Ideally, you’ll also outline next steps in this email—what’s expected of the project team and what you’ll send in the coming days (meeting invites, answers to questions, etc.).  

This is a great chance to to include links to relevant project resources, like a Slack or Teams channel, shared documents, and project roadmap. Send whatever you’ve got so far.

Send invites for regular project meetings

Once you’ve sent a recap and next steps, send out any project-related meeting invites as soon as possible. I get better response rates to weekly project meeting invites when they’re sent closer to the project kickoff.

Give the project team access to the plan

Key project information, like a gantt chart, should be highly available to the project team. This way, everyone has access to the same info at all times, and it allows individuals to look up project info whenever needed. 

Sharing your TeamGantt project plan after the kickoff meeting is a simple way to support your team and keep everyone on track.You can share a view-only link of the project via email, or invite everyone to the project in TeamGantt.

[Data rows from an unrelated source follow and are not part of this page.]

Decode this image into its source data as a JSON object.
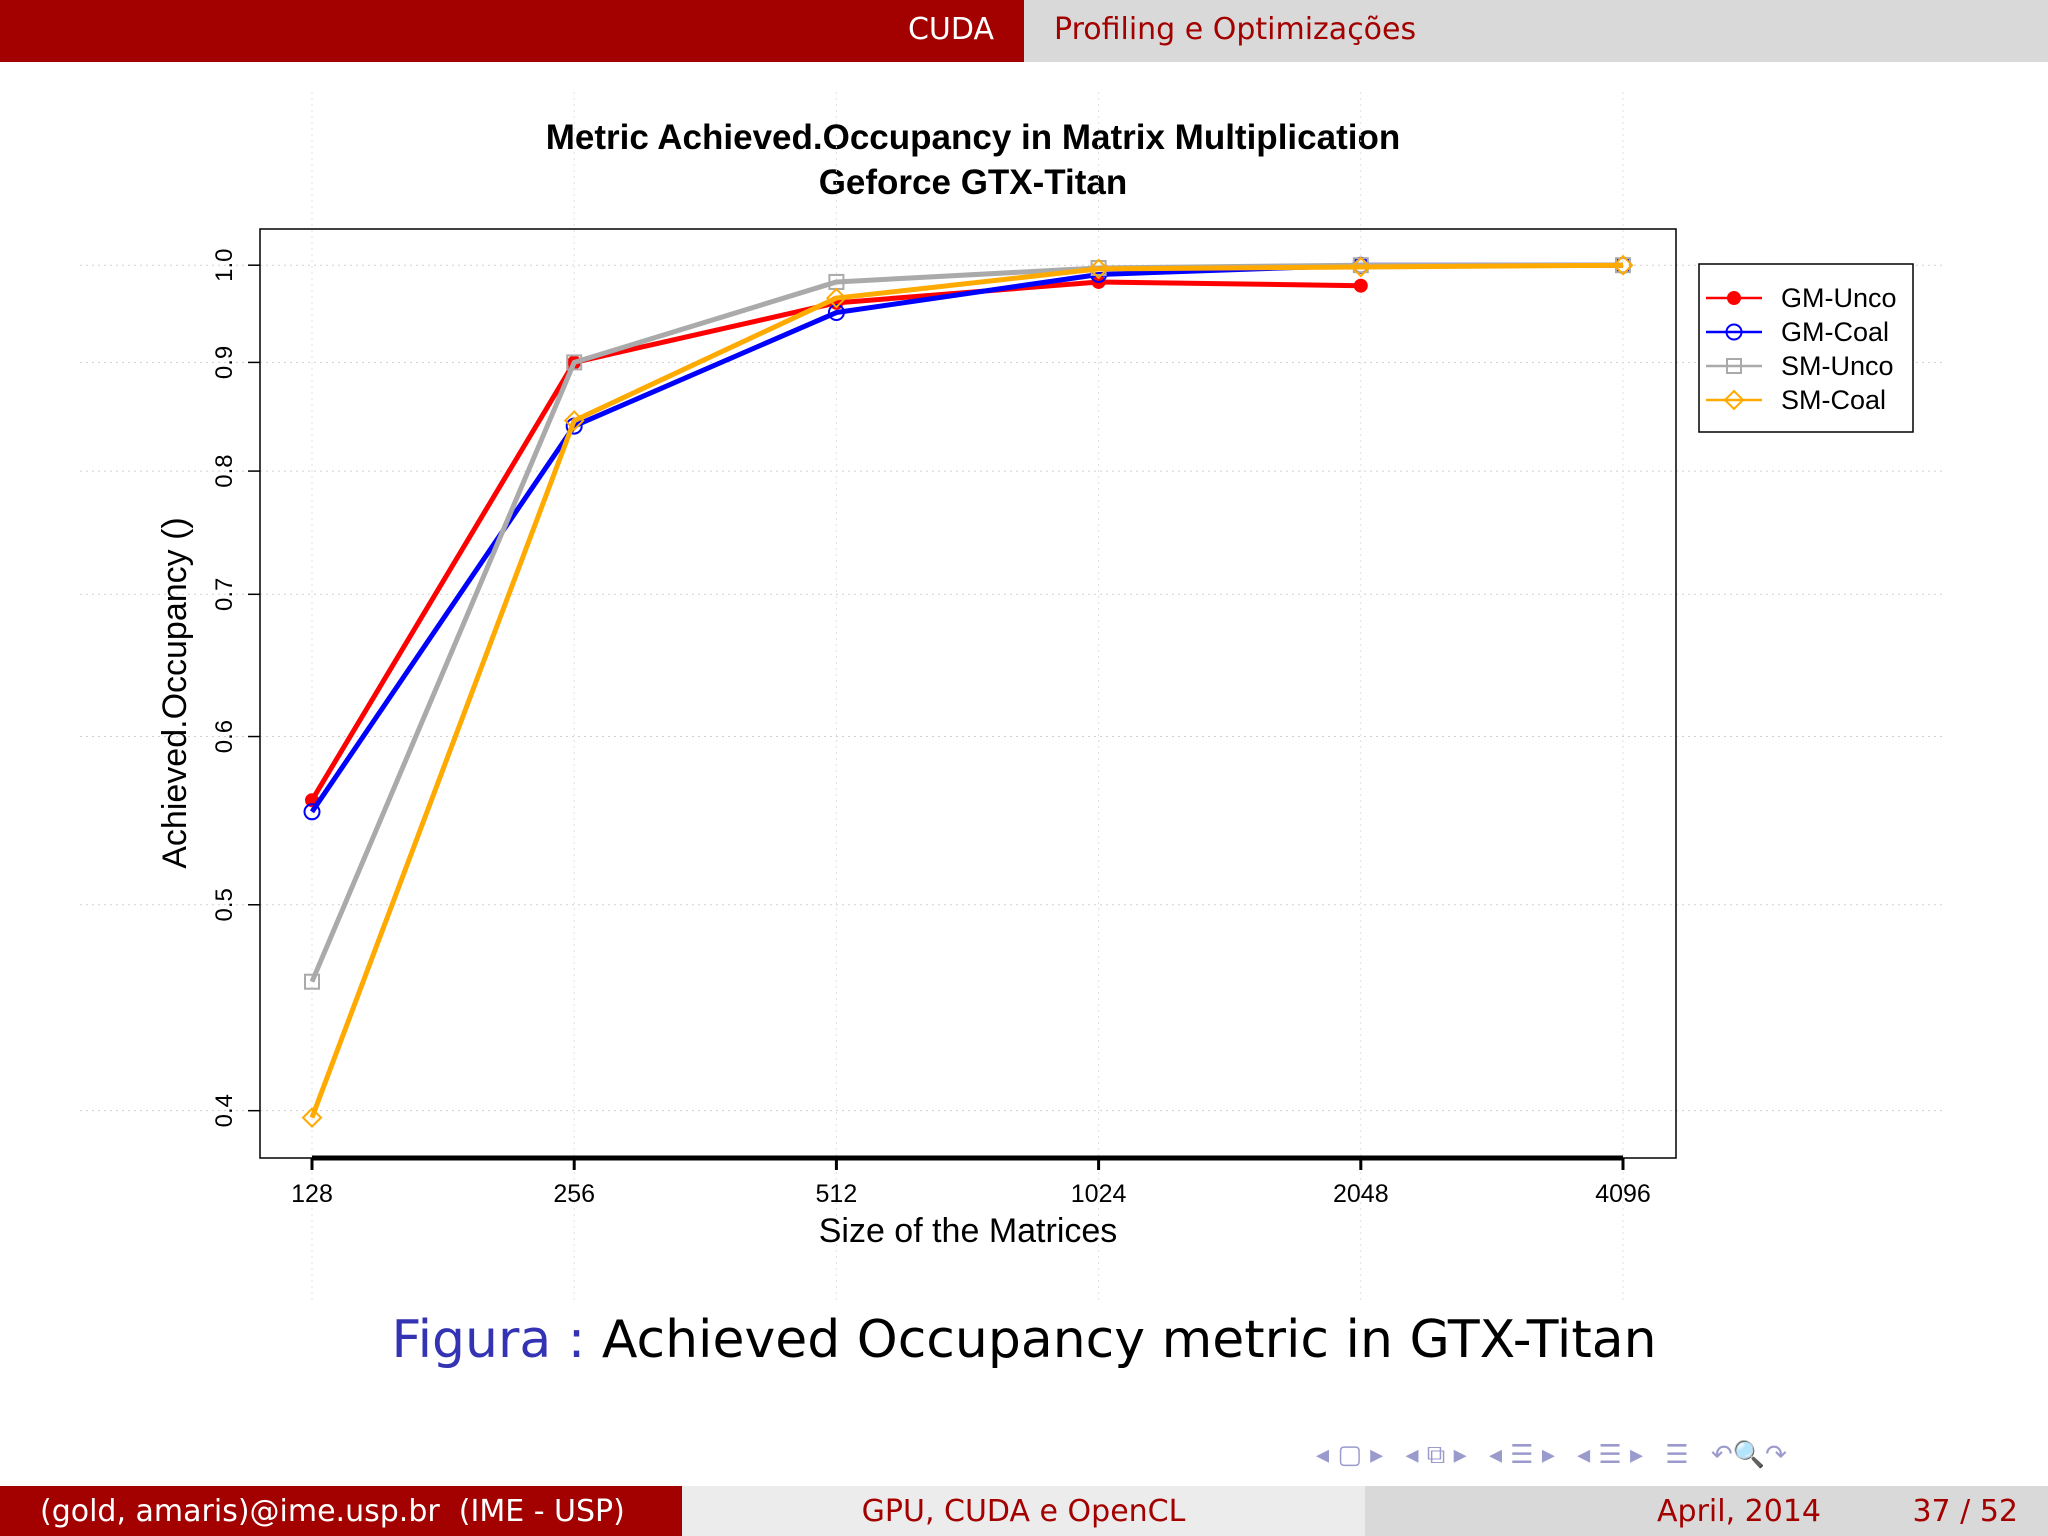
{
  "header": {
    "section": "CUDA",
    "subsection": "Profiling e Optimizações"
  },
  "caption": {
    "label": "Figura :",
    "text": "Achieved Occupancy metric in GTX-Titan"
  },
  "footer": {
    "authors": "(gold, amaris)@ime.usp.br  (IME - USP)",
    "title": "GPU, CUDA e OpenCL",
    "date": "April, 2014",
    "page": "37 / 52"
  },
  "nav_icons": [
    "nav-prev-frame-icon",
    "nav-next-frame-icon",
    "nav-subsection-icon",
    "nav-section-icon",
    "nav-align-icon",
    "nav-search-icon"
  ],
  "chart_data": {
    "type": "line",
    "title": "Metric Achieved.Occupancy in Matrix Multiplication",
    "subtitle": "Geforce GTX-Titan",
    "xlabel": "Size of the Matrices",
    "ylabel": "Achieved.Occupancy ()",
    "y_scale": "log",
    "ylim": [
      0.38,
      1.04
    ],
    "yticks": [
      0.4,
      0.5,
      0.6,
      0.7,
      0.8,
      0.9,
      1.0
    ],
    "ytick_labels": [
      "0.4",
      "0.5",
      "0.6",
      "0.7",
      "0.8",
      "0.9",
      "1.0"
    ],
    "categories": [
      "128",
      "256",
      "512",
      "1024",
      "2048",
      "4096"
    ],
    "grid": true,
    "legend_position": "top-right",
    "series": [
      {
        "name": "GM-Unco",
        "color": "#ff0000",
        "marker": "filled-circle",
        "values": [
          0.56,
          0.9,
          0.96,
          0.982,
          0.978,
          null
        ]
      },
      {
        "name": "GM-Coal",
        "color": "#0000ff",
        "marker": "open-circle",
        "values": [
          0.553,
          0.84,
          0.95,
          0.99,
          1.0,
          1.0
        ]
      },
      {
        "name": "SM-Unco",
        "color": "#aaaaaa",
        "marker": "open-square",
        "values": [
          0.46,
          0.9,
          0.982,
          0.997,
          1.0,
          1.0
        ]
      },
      {
        "name": "SM-Coal",
        "color": "#ffaa00",
        "marker": "open-diamond",
        "values": [
          0.397,
          0.845,
          0.965,
          0.996,
          0.998,
          1.0
        ]
      }
    ]
  }
}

Screenshot of project invitation email for adding team members to the plan

Take a moment to celebrate your hard work

Seriously, do it! A project leader’s life is a blur of micro tasks that usually feel too small to be celebrated. If you’re not careful, you can find yourself only celebrating the big wins that come far too infrequently. And that’s a recipe for burnout.

The project kickoff meeting done well sets a team up for effective collaboration and gives them a real chance to hit their goals. That’s worth celebrating! So find a way to mark the moment in a meaningful way, then set your sights on the next phase of your project.